Hong Kong understandably took longer to ban travel from China, but in early March it started quarantining all passengers arriving from Iran, South Korea, Italy, Spain, and additional European coronavirus hot spots. Singapore similarly quarantined all arriving passengers beginning March 18. The quarantine measures implemented in East Asia differed from Australia’s March 20 travel ban in two important respects: they were supervised, and they allied to everyone, not just foreigners.

Australia didn’t start mandatory quarantines until March 27. When Australia did suddenly impose these sweeping new rules, chaos ensued. Taiwan and other Asian countries had been consistently ramping up quarantines throughout February and March, gaining valuable experience along the way. When Australia tried to go from zero to 100 overnight, it was too much, too late.

Nothing better illustrates the difference between Australia’s border complacency and Taiwan’s more aggressive stance than their approaches to cruise ships. Taiwan banned cruise ships on February 6, quarantining and testing all remaining cruise passengers after that date, whether or not any symptoms of coronavirus had been detected on their ships. Australia, of course, had the Ruby Princess fiasco — on March 19. That six-week gap tells the whole story.

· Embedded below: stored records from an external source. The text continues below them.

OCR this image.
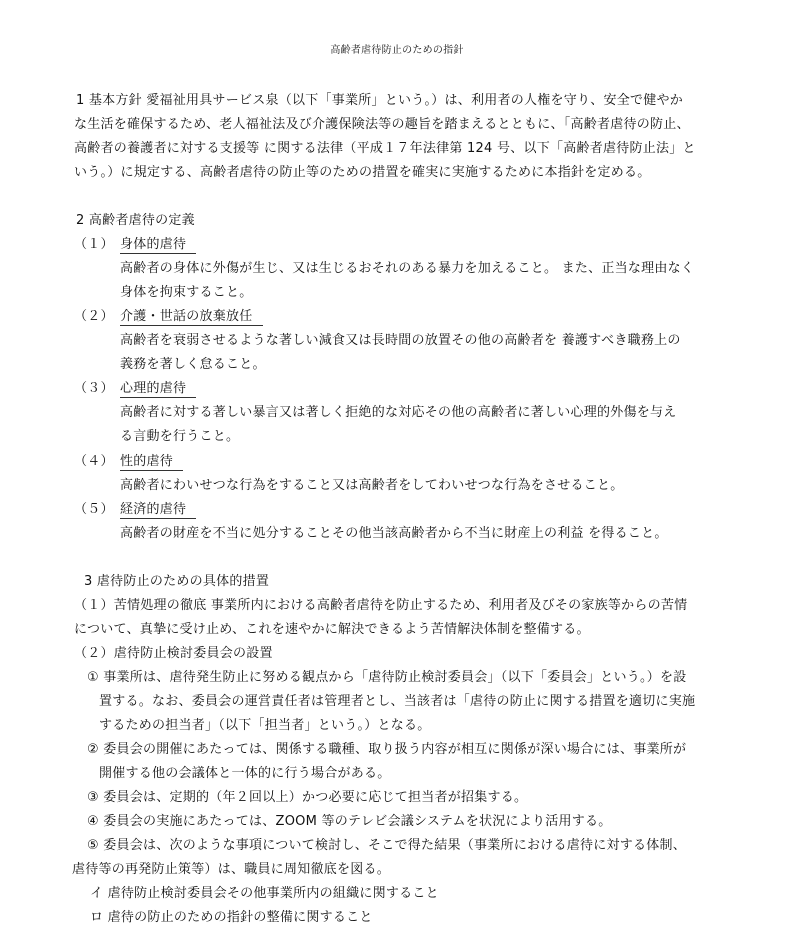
高齢者虐待防止のための指針
1 基本方針 愛福祉用具サービス泉（以下「事業所」という。）は、利用者の人権を守り、安全で健やか
な生活を確保するため、老人福祉法及び介護保険法等の趣旨を踏まえるとともに、「高齢者虐待の防止、
高齢者の養護者に対する支援等 に関する法律（平成１７年法律第 124 号、以下「高齢者虐待防止法」と
いう。）に規定する、高齢者虐待の防止等のための措置を確実に実施するために本指針を定める。
2 高齢者虐待の定義
（１） 身体的虐待
高齢者の身体に外傷が生じ、又は生じるおそれのある暴力を加えること。 また、正当な理由なく
身体を拘束すること。
（２） 介護・世話の放棄放任
高齢者を衰弱させるような著しい減食又は長時間の放置その他の高齢者を 養護すべき職務上の
義務を著しく怠ること。
（３） 心理的虐待
高齢者に対する著しい暴言又は著しく拒絶的な対応その他の高齢者に著しい心理的外傷を与え
る言動を行うこと。
（４） 性的虐待
高齢者にわいせつな行為をすること又は高齢者をしてわいせつな行為をさせること。
（５） 経済的虐待
高齢者の財産を不当に処分することその他当該高齢者から不当に財産上の利益 を得ること。
3 虐待防止のための具体的措置
（１）苦情処理の徹底 事業所内における高齢者虐待を防止するため、利用者及びその家族等からの苦情
について、真摯に受け止め、これを速やかに解決できるよう苦情解決体制を整備する。
（２）虐待防止検討委員会の設置
① 事業所は、虐待発生防止に努める観点から「虐待防止検討委員会」（以下「委員会」という。）を設
置する。なお、委員会の運営責任者は管理者とし、当該者は「虐待の防止に関する措置を適切に実施
するための担当者」（以下「担当者」という。）となる。
② 委員会の開催にあたっては、関係する職種、取り扱う内容が相互に関係が深い場合には、事業所が
開催する他の会議体と一体的に行う場合がある。
③ 委員会は、定期的（年２回以上）かつ必要に応じて担当者が招集する。
④ 委員会の実施にあたっては、ZOOM 等のテレビ会議システムを状況により活用する。
⑤ 委員会は、次のような事項について検討し、そこで得た結果（事業所における虐待に対する体制、
虐待等の再発防止策等）は、職員に周知徹底を図る。
イ 虐待防止検討委員会その他事業所内の組織に関すること
ロ 虐待の防止のための指針の整備に関すること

Compared to Taiwan, Australia was slow to screen international travelers, lackadaisical in its self-isolation procedures, and inexplicably irresponsible in its management of the cruise industry. Once the coronavirus was allowed to enter the country, Australia’s public health response was excellent. But as Taiwan’s experience shows, a little more good sense at the border would have made it unnecessary.

Australia had twelve weeks to avert a coronavirus crisis. For the first six, its response was up there with the best. Then Australia took its eyes off the ball.

When the government failed to lock down the border, it was forced to down the country instead.